I'll give him some credit on some of his points, but the summary is that the "study" that they performed is extremely one-sided and biased. I'm not saying that we are an uninterested party in the debate, but I would like to think that we at least represent a true picture of the situation for the rail versus air story. I have to admit that I have only seen the summary presentation and not the whole report, but some thoughts on Mr Ambrose's presentation are below.
Coincidentally, I just recently had this conversation with my wife while we were on a plane. In Mr Ambrose's presentation, he points out that in Europe, government assistance / investment in air is about 1% that of rail. I'm not sure how this developed exactly, but particularly given the frequency of air travel, it is interesting that the air industry has been largely private, whereas the rail (and road for that matter) industries are heavily government subsidized if not fully supported. I would guess this is because when air travel was introduced it was seen as a luxury item, where as rail and car travel is a "necessity". I'm not sure, but it is a valid point.
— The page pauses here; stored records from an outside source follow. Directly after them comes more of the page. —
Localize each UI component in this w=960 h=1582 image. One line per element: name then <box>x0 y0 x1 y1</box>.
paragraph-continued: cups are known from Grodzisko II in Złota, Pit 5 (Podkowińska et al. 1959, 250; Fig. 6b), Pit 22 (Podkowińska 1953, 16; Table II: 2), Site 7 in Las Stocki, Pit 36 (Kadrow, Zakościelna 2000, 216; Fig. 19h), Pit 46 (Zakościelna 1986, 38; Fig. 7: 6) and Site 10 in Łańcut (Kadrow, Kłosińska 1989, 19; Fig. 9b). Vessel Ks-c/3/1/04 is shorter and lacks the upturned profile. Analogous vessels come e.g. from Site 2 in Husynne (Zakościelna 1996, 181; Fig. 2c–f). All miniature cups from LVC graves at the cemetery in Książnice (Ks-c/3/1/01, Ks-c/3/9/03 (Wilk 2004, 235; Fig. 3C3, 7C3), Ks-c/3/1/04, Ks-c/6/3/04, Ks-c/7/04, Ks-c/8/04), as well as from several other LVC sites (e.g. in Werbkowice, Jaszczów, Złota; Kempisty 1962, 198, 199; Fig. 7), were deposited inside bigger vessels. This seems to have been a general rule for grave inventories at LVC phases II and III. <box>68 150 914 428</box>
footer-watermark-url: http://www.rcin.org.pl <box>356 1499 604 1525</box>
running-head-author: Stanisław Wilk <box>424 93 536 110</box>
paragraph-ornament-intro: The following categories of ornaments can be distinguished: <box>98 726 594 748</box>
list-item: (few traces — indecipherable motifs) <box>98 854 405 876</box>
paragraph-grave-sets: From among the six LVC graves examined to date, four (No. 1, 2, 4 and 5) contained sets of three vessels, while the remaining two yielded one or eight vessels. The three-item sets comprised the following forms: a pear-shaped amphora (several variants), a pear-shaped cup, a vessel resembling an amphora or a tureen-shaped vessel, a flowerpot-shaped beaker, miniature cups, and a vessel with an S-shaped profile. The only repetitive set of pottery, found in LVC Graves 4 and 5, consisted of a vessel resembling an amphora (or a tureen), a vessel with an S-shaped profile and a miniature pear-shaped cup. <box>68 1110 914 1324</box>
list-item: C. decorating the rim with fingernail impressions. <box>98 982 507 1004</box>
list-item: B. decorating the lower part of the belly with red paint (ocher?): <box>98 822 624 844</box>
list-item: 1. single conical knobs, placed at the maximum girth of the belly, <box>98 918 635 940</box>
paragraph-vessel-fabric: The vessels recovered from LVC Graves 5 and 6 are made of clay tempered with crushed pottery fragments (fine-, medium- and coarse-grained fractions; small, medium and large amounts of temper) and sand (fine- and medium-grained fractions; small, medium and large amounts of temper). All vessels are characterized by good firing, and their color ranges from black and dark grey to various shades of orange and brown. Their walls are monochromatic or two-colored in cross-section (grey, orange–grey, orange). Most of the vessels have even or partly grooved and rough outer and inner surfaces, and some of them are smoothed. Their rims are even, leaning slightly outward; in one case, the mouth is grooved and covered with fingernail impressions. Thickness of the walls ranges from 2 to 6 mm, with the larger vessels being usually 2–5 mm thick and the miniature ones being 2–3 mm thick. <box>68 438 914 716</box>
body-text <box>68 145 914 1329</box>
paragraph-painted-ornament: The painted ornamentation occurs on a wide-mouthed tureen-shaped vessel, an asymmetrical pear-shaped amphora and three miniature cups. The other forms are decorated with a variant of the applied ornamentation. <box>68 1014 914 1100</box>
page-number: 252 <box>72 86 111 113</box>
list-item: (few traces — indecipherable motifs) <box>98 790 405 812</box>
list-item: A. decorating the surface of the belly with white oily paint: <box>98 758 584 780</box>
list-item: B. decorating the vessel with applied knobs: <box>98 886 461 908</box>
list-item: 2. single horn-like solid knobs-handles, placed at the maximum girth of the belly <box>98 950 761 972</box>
Unless the point that is made in the full body is different to the one I took from the presentation, I'm not sure what Mr. Ambrose is trying to argue with this one. He points out that the air network coverage is multiple times better / more extensive than the rail one. However, reading it, I was struck that my conclusion from that data would be that it quite rightly justifies the investment in rail. To create some level of parity between the two forms of transport. I'm clearly missing the message here.
Mr Ambrose makes the point that "fair comparison of CO2 emissions between air and rail is not possible due to the different sources of power". Although a true exact comparison may not be possible, any data I have seen suggests that the emmissions from rail are about 10% of those for a similar journey by air. How accurate eo you have to be when the differences are that stark? Mr. Ambrose then goes into a rant on the dangers of nuclear power, which just strikes me as a little desperate.
The statement used in the presentation is "Rail investments have often resulted in huge losses for taxpayers". However, the data that Mr Ambrose uses to support this statement is the passenger volume required to breakeven in the first year of operation. The whole point of government support for high speed rail is that it is a long term investment in the future. I'm not sure how the first year can be used as the only measure of success. For example, I know that the Channel tunnel estimates at the time of building were significantly higher than the first few years of operations. However, Eurostar continues to break ridership records most years, continuing to show the value of high speed rail on these regional routes.
I understand that the mission of the ERA is to promote air travel, but it seems a bit silly to be quite so one-sided and then call it a "study" as if it involved any science or research. I continue to believe that high-speed rail will be the future of travel on regional routes, particularly between major cities. However, I do agree with Mr Ambrose that there is a place for complementarity between the modes of transport. And I do agree that the distribution of rail tickets has historically been challenging. But that is precisely what SilverRail is trying to solve!